The sense that things are on a knife’s edge misleads us into heightening our perception of the stakes. And political junkies (especially on the right) often approach close elections with a great deal of unfounded confidence in the outcome, so that if things don’t go their way they can fall into shock and disbelief — and of course also conspiracism. We saw this with many Democrats in 2016 and, in a more far-reaching and dangerous way, with many Republicans in 2020 — including the sitting president.

This conspiracism takes different forms in the more elitist and the more populist of our parties at any given time. The insider party, which at this point means the Democrats, will incline to argue if they lose that organized interlopers invaded the system and disrupted it. The outsider party, the Republicans, will incline to argue that the people in charge of the system and of other key institutions corrupted the outcome to their ends. But it’s worth seeing that both are pretty unlikely at any meaningful scale, neither has actually happened on any such scale in recent memory, and it’s only even possible to think this way because of how close the election is.

In fact, that very closeness should remind us that the question being put to voters is a serious one in the eyes of most Americans, so that neither outcome should be dismissed as so outlandish that it is only possible through fraud.
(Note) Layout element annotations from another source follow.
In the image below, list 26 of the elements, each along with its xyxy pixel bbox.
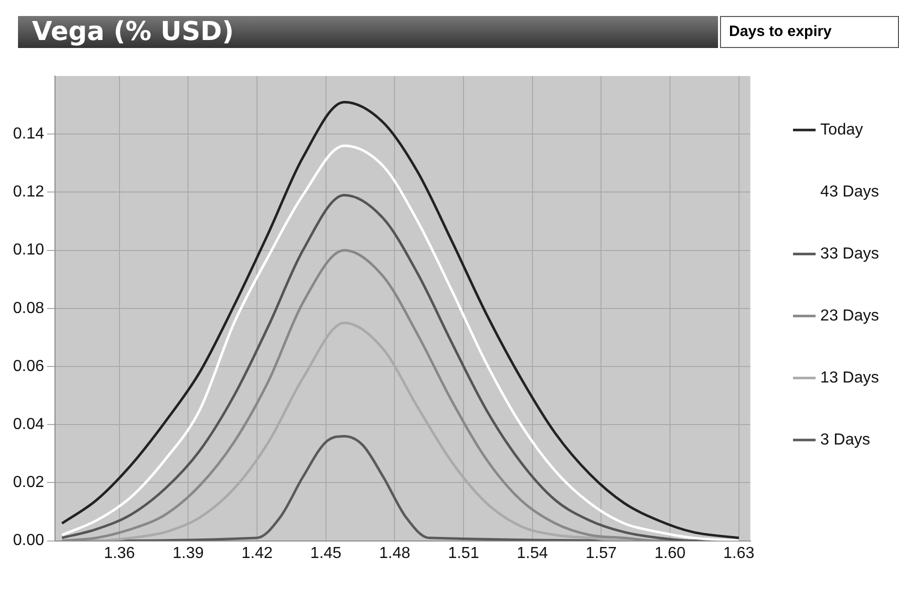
legend-label: 33 Days xyxy=(820,245,880,262)
legend-label: 23 Days xyxy=(820,307,880,324)
y-tick-label: 0.14 xyxy=(13,126,44,143)
x-tick-label: 1.60 xyxy=(654,544,686,562)
x-tick-label: 1.54 xyxy=(516,544,548,562)
y-tick-label: 0.10 xyxy=(13,242,44,259)
legend-label: 13 Days xyxy=(820,369,880,386)
x-tick-label: 1.36 xyxy=(104,544,136,562)
y-tick-label: 0.04 xyxy=(13,416,44,434)
y-tick-label: 0.06 xyxy=(13,358,44,375)
legend-title: Days to expiry xyxy=(720,16,899,48)
y-tick-label: 0.12 xyxy=(13,184,44,201)
x-tick-label: 1.39 xyxy=(172,544,204,562)
legend-label: Today xyxy=(820,121,864,138)
y-tick-label: 0.08 xyxy=(13,300,44,317)
text: 43 Days xyxy=(820,183,880,200)
x-tick-label: 1.45 xyxy=(310,544,342,562)
x-tick-label: 1.57 xyxy=(586,544,617,562)
x-tick-label: 1.48 xyxy=(379,544,410,562)
x-tick-label: 1.63 xyxy=(723,544,755,562)
legend-label: 3 Days xyxy=(820,431,870,448)
y-tick-label: 0.00 xyxy=(13,532,44,550)
x-tick-label: 1.42 xyxy=(241,544,273,562)
x-tick-label: 1.51 xyxy=(448,544,480,562)
chart-title: Vega (% USD) xyxy=(18,16,718,48)
y-tick-label: 0.02 xyxy=(13,474,44,492)
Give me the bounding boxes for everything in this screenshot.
And neither should drive us to the kind of bitterness and cynicism that would lead us to reject the motives of either party’s voters — whatever we might think of their candidates. …

… The very vast majority of the people voting for both candidates in this presidential election are making their choices seriously and in the public interest. They may not love the candidate they’re voting for, but under the circumstances they think that person should be president. They may be wrong, but they are not stupid, cynical, malevolent, or deluded.